How New Technology is Changing the Film Industry


In 2011, the first feature film shot entirely on a Smartphone was screened at a West Hills cinema in Los Angeles. Olive, by director Hooman Khalili, was filmed solely on a Nokia N8 and thanks to its cinema run, qualifies for Academy Award consideration. Olive is a reminder that the traditional days of filmmaking are now behind us. The film industry today is in a constant state of change, with a wealth of new opportunities available for those with their finger on the pulse. Thanks to rapidly evolving digital technology, film making and distribution is undergoing a major revolution. Avenues such as YouTube, web series and smart phone applications are all viable- and often lucrative- methods of getting work into the public eye.

In the past, short film makers were lucky to have their work seen by a few hundred festival goers. These days, however, YouTube channels make it easy for filmmakers to broadcast their work to a worldwide audience. Whilst numerous directors run their own channels, collectives such as the Young Irish Film Makers host channels showcasing a number of different artists. Festivals like Sundance also broadcast pieces via this medium. YouTube has also played host to numerous exciting social media ventures, including India’s 2011 Dirt is Good film competition. The project, sponsored by a local laundry brand, invited young filmmakers the chance to work with Bollywood professionals to produce their own short films. In addition to being aired in more than 400 cinemas across India, the winning pieces are now featured on the competition’s YouTube channel. In their first week of broadcast, the films attracted more than 120,000 views, with the number increasing to 330,000 within a month.

Of course, Youtube is just one of many options for filmmakers wishing to get their content into the public eye. A number of more discerning video sites are appearing online, including Atom (atom.com) and Current TV (current.com). Many of these sites specialise in different genres, such as comedy or documentaries and have dedicated legions of fans. Current TV also broadcasts its top submissions on their UK cable TV channel and pays filmmakers accordingly.

The burgeoning medium of web TV is also making it possible for filmmakers to broadcast entire series without relying on hard-to-come-by television deals. Web TV has been growing steadily since it first appeared back in 1995. Creators of the first web series The Spot combined their short episodes with character blogs and viewer posts, which helped shape plot lines to suit audience tastes. As broadband speed and availability increased, delivering film content via the internet became the outlet of choice for many filmmakers looking reach a potentially global audience twenty-four hours a day. The International Academy of Web Television was founded in 2009 and is devoted to the advancement of this rapidly growing medium.

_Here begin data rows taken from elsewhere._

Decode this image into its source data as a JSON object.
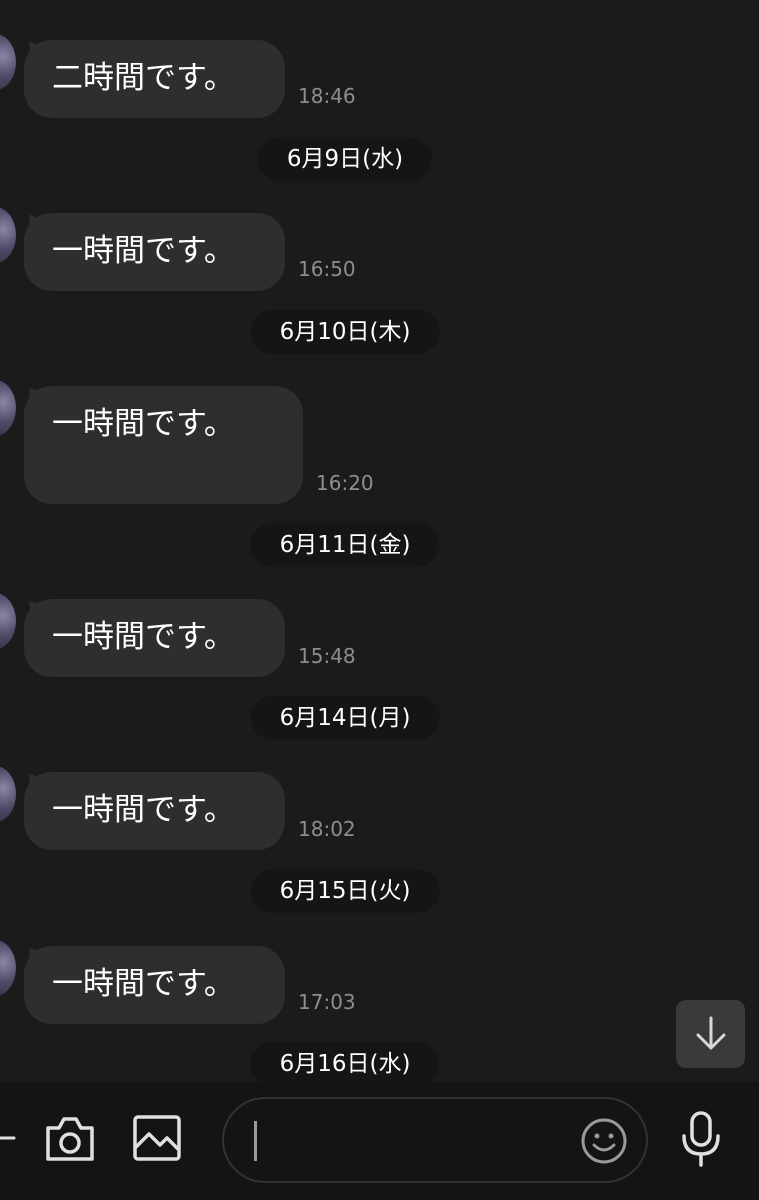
{
  "messages": [
    {
      "text": "二時間です。",
      "time": "18:46",
      "date_after": "6月9日(水)"
    },
    {
      "text": "一時間です。",
      "time": "16:50",
      "date_after": "6月10日(木)"
    },
    {
      "text": "一時間です。",
      "time": "16:20",
      "date_after": "6月11日(金)"
    },
    {
      "text": "一時間です。",
      "time": "15:48",
      "date_after": "6月14日(月)"
    },
    {
      "text": "一時間です。",
      "time": "18:02",
      "date_after": "6月15日(火)"
    },
    {
      "text": "一時間です。",
      "time": "17:03",
      "date_after": "6月16日(水)"
    }
  ],
  "footer": {
    "input_value": "",
    "icons": [
      "plus-icon",
      "camera-icon",
      "image-icon",
      "emoji-icon",
      "microphone-icon"
    ]
  },
  "scroll_button_icon": "arrow-down-icon",
  "colors": {
    "background": "#1b1b1c",
    "bubble": "#2e2e2f",
    "date_pill": "#151515",
    "time_text": "#8e8e8e"
  }
}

2011 saw the arrival of new UK series Persona. The world’s first “Smartphone Drama” allows viewers to download daily ‘appisodes’ for viewing on Smartphones and IPads. Now in its third season, Persona boasts more than 200,000 fans around the world.

Needless to say, these new avenues mark a major turning point for independent film. So many distribution options provide directors with much greater freedom over their work, whilst social media outlets make marketing a film significantly cheaper and more effective. Internet distribution also gives independent films a much greater chance of making significant profits. Many filmmakers now sell their films via instant download from their website, resulting in a much greater profit margins than receiving royalties from a retailer. Selling direct to the public has the added bonus of direct contact with your audience base, often leading to valuable feedback and information.

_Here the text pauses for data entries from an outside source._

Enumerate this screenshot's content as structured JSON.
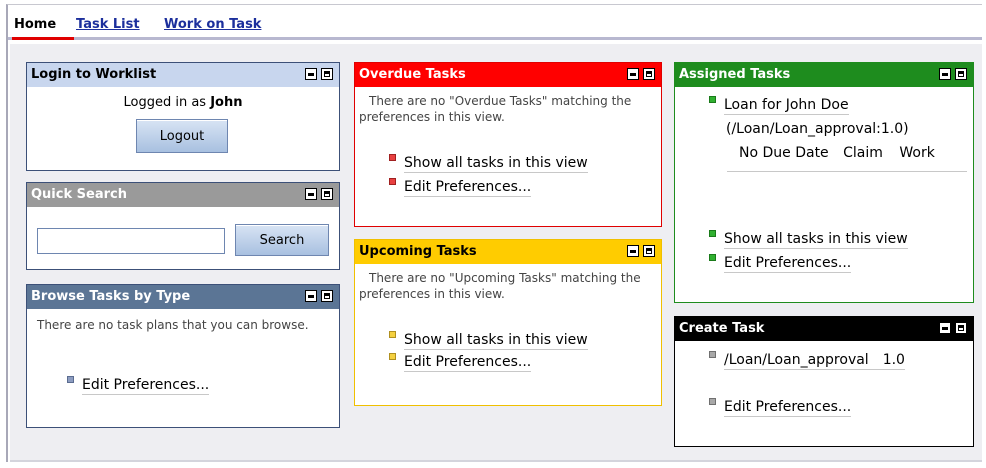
{
  "nav": {
    "tabs": [
      "Home",
      "Task List",
      "Work on Task"
    ]
  },
  "login": {
    "title": "Login to Worklist",
    "logged_in_prefix": "Logged in as",
    "user": "John",
    "logout_label": "Logout"
  },
  "quick_search": {
    "title": "Quick Search",
    "search_value": "",
    "search_label": "Search"
  },
  "browse": {
    "title": "Browse Tasks by Type",
    "message": "There are no task plans that you can browse.",
    "edit_prefs": "Edit Preferences..."
  },
  "overdue": {
    "title": "Overdue Tasks",
    "message": "There are no \"Overdue Tasks\" matching the preferences in this view.",
    "show_all": "Show all tasks in this view",
    "edit_prefs": "Edit Preferences..."
  },
  "upcoming": {
    "title": "Upcoming Tasks",
    "message": "There are no \"Upcoming Tasks\" matching the preferences in this view.",
    "show_all": "Show all tasks in this view",
    "edit_prefs": "Edit Preferences..."
  },
  "assigned": {
    "title": "Assigned Tasks",
    "task_name": "Loan for John Doe",
    "task_path": "(/Loan/Loan_approval:1.0)",
    "due": "No Due Date",
    "claim": "Claim",
    "work": "Work",
    "show_all": "Show all tasks in this view",
    "edit_prefs": "Edit Preferences..."
  },
  "create": {
    "title": "Create Task",
    "plan": "/Loan/Loan_approval",
    "version": "1.0",
    "edit_prefs": "Edit Preferences..."
  },
  "colors": {
    "login_header": "#c8d6ee",
    "quick_search_header": "#9a9a9a",
    "browse_header": "#5b7595",
    "overdue_header": "#ff0000",
    "upcoming_header": "#ffcc00",
    "assigned_header": "#1e8c1e",
    "create_header": "#000000"
  }
}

New media is also providing major opportunities for funding and sponsorship. Many successful web series have scored lucrative deals, such as Neutrogena’s sponsorship of Lonelygirl15 and Visa’s regular banner ads throughout The Spot. These mediums also present plentiful opportunities for directors with no qualms about product placement. With audience numbers often heading towards the millions, many companies are flocking to have their products flaunted by young starlets on the next big web series. Persona is just one of many series able to hire professional cast and crew thanks to profitable product placement deals.

This distribution revolution is proving to be a great equaliser for virtual unknowns to get their foot inside some major doors. Gone are the days when virtually the only way to break into Hollywood was to have the right contacts. A great case in point is that of Uruguayan director Fede Alvarez. Alvarez broadcast his four-minute short Panic Attack on YouTube and, within a day, received correspondence from Spiderman director Sam Raimi. Alvarez was offered a development deal and is currently working with Raimi’s writers to expand one of his ideas into a feature film. Many web series directors have experienced similar success, with productions such as Sanctuary, Children’s Hospital and the Emmy nominated Sam Has 7 Friends all being picked up for network screening.

The past decade has seen some monumental shifts in the way the film industry works. The future is guaranteed to bring many more changes. But amidst all these developments, the job of the filmmaker remains the same. Regardless of distribution methods, audiences rely on films to entertain, inform and temporarily transport them into other worlds. So whilst enjoying the opportunities new technology brings, filmmakers must be sure to remember that a great story lies at the heart of great filmmaking, whatever the medium.